Enfant, Claude se passionne pour la vie sauvage, fonde avec des copains de lycée le « groupe ornithologique parisien ». « Il savait tout des animaux, se souvient Brice Lalonde, qui fréquentait alors sa soeur aînée. Il m’a ensuite influencé comme ministre. J’admire ces ouvreurs de chemin, qui ont raison avant tout le monde. » Cette grande soeur fameuse, l’actrice Anémone, est toujours admirative du « courage » de son érudit de frère, « un peu professeur Nimbus », qui a converti l’ensemble de la famille à l’écologie.

Le jeune homme se rêve gardien de réserve naturelle. Mais une mission de comptage des tigres pour le WWF, en Inde, lui ouvre les yeux : « Les gens crevaient de faim. J’ai décidé de faire l’Agro. » Ses réticences face à ce qu’il y apprend – « nourrir les bovins avec de la viande, l’abattage de masse » – lui valent parmi ses condisciples le surnom de « Papillon », en référence à l’évadé de Cayenne, Henri Charrière.

Il se spécialise en microbiologie. Nommé au centre INRA de Dijon, il développe une méthode de mesure de l’activité microbienne des sols, au moment où sa discipline s’étiole. « Elle a été rejetée parce que les microbes, contrairement aux engrais, travaillent gratuitement. »

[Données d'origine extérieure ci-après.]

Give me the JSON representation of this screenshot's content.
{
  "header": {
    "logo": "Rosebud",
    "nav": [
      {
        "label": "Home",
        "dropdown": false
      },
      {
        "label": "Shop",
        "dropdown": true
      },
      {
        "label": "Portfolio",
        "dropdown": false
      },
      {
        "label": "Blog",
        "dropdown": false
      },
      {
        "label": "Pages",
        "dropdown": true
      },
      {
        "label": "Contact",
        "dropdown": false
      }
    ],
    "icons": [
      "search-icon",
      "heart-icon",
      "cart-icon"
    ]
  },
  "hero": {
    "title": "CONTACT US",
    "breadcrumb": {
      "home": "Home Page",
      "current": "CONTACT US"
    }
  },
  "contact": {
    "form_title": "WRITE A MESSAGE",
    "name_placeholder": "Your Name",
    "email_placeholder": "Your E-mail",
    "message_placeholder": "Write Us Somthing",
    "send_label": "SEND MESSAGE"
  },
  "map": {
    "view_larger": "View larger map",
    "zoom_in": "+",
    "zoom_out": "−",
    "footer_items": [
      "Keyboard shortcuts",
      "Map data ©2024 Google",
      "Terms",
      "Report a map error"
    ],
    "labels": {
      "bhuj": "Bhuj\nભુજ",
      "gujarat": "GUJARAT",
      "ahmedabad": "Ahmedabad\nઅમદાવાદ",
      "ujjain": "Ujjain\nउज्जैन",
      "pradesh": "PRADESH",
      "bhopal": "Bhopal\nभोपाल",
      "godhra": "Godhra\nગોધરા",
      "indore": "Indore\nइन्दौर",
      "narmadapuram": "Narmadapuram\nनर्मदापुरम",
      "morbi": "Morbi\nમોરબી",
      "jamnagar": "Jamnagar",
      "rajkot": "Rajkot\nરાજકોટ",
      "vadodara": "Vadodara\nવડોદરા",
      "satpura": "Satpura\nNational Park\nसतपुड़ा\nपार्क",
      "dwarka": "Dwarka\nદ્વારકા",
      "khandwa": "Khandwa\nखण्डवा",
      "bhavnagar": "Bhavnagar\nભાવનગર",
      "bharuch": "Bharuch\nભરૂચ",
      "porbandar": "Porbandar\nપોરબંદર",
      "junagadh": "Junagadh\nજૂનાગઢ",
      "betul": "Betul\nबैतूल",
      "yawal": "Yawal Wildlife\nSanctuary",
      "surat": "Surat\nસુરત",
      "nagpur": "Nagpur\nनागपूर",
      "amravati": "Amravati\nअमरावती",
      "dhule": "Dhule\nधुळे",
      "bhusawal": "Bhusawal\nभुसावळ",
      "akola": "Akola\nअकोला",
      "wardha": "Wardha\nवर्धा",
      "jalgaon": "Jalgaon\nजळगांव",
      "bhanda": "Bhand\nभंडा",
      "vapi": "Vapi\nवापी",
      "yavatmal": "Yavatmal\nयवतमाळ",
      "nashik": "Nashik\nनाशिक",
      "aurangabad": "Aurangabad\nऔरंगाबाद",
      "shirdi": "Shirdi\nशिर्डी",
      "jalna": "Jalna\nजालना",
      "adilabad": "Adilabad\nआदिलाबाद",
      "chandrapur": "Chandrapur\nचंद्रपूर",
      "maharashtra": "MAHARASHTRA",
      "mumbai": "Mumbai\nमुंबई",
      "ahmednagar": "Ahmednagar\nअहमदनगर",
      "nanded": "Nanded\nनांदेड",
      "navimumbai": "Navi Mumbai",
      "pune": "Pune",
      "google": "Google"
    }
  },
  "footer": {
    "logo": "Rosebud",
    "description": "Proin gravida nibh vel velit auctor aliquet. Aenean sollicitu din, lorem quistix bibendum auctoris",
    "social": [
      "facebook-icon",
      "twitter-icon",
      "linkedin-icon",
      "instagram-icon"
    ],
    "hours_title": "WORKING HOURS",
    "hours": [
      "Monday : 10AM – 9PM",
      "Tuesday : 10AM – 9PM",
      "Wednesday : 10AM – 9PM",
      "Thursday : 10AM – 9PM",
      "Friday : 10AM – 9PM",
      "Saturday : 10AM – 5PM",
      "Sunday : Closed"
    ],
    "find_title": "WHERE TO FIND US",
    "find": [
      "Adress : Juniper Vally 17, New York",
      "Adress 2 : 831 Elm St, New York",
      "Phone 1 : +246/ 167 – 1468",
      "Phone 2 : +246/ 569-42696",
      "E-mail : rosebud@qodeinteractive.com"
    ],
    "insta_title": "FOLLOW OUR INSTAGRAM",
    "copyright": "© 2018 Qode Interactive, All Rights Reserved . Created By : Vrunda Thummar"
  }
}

A l’INRA, on lui demande de se concentrer sur le cycle de l’azote, pour trouver des micro-organismes capables de nettoyer les nappes phréatiques polluées aux nitrates. « J’ai dit qu’il serait peut-être plus simple d’épandre moins d’engrais. » Le message est mal passé.

De son côté, Lydia, contrainte par son père à travailler dès 16 ans, poursuit ses études en cours du soir. Sa maîtrise de biologie lui ouvre les portes du laboratoire « graisses chauffées » de l’INRA à Dijon. Elle y est aux premières loges pour suivre la controverse de l’huile de colza érucique qui, bien que mauvaise pour le coeur, sera produite jusqu’à ce qu’une nouvelle variété soit développée. Elle est vaccinée vis-à-vis des discours lénifiants des scientifiques officiels, amiante, OGM, nucléaire… Et assume des vices dénoncés par la Faculté : elle tolère le cigare et goûte le vin – elle est diplômée d’oenologie, toujours en cours du soir.

Leur rencontre à l’INRA conduira finalement à un divorce avec cette institution. Ils y sont aujourd’hui perçus comme des amateurs trop peu soucieux d’étayer scientifiquement leurs discours alarmistes. Ou comme des « idiots utiles », capables d’attirer l’attention sur la fragilité des sols. L’INRA évoque d’ailleurs le sujet dans un colloque, le 26 février, lors du Salon de l’agriculture.

En 1989, lorsqu’ils se « défonctionnarisent » pour s’installer à leur compte, c’est d’abord « la galère ». Claude enchaîne les conférences, autour de son livre Le Sol, la Terre et les Champs (édition La Manufacture/Sang de la Terre, épuisé).

C’est grâce à l’une d’elles qu’Anne-Claude Leflaive, responsable d’un prestigieux domaine de Puligny-Montrachet, décide de produire ses vins en suivant ses préceptes. « En dégustation, ils ont davantage de complexité aromatique », se félicite-t-elle aujourd’hui. L’approche fait tache d’huile. Aujourd’hui, 90 % des clients des Bourguignon sont viticulteurs. « Ils vont vite et parfois choquent, note Anne-Claude Leflaive, mais ils sont écoutés dans notre secteur. »

L’agriculture fait encore la sourde oreille, plus confiante dans les analyses de sol gratuites des vendeurs d’engrais que dans leurs prestations payantes (800 euros hors taxes). Mais en Argentine, John Waymel, un Français qui exploite blé, maïs et soja en rotation sur 22 000 hectares, les a fait venir sur ses terres. Il ne tarit pas d’éloges sur la méthode Bourguignon. Même si, en passant aux OGM, il a commis une entorse que ceux-ci déplorent. « Ils proposent une agriculture réfléchie, soutenable dans le temps, à l’inverse de l’Europe où on applique des recettes subventionnées », juge John Waymel, qui souhaite aux Bourguignon de faire école. La situation n’est pas désespérée : leur fils travaille actuellement, en Nouvelle-Zélande, à une thèse en… microbiologie des sols.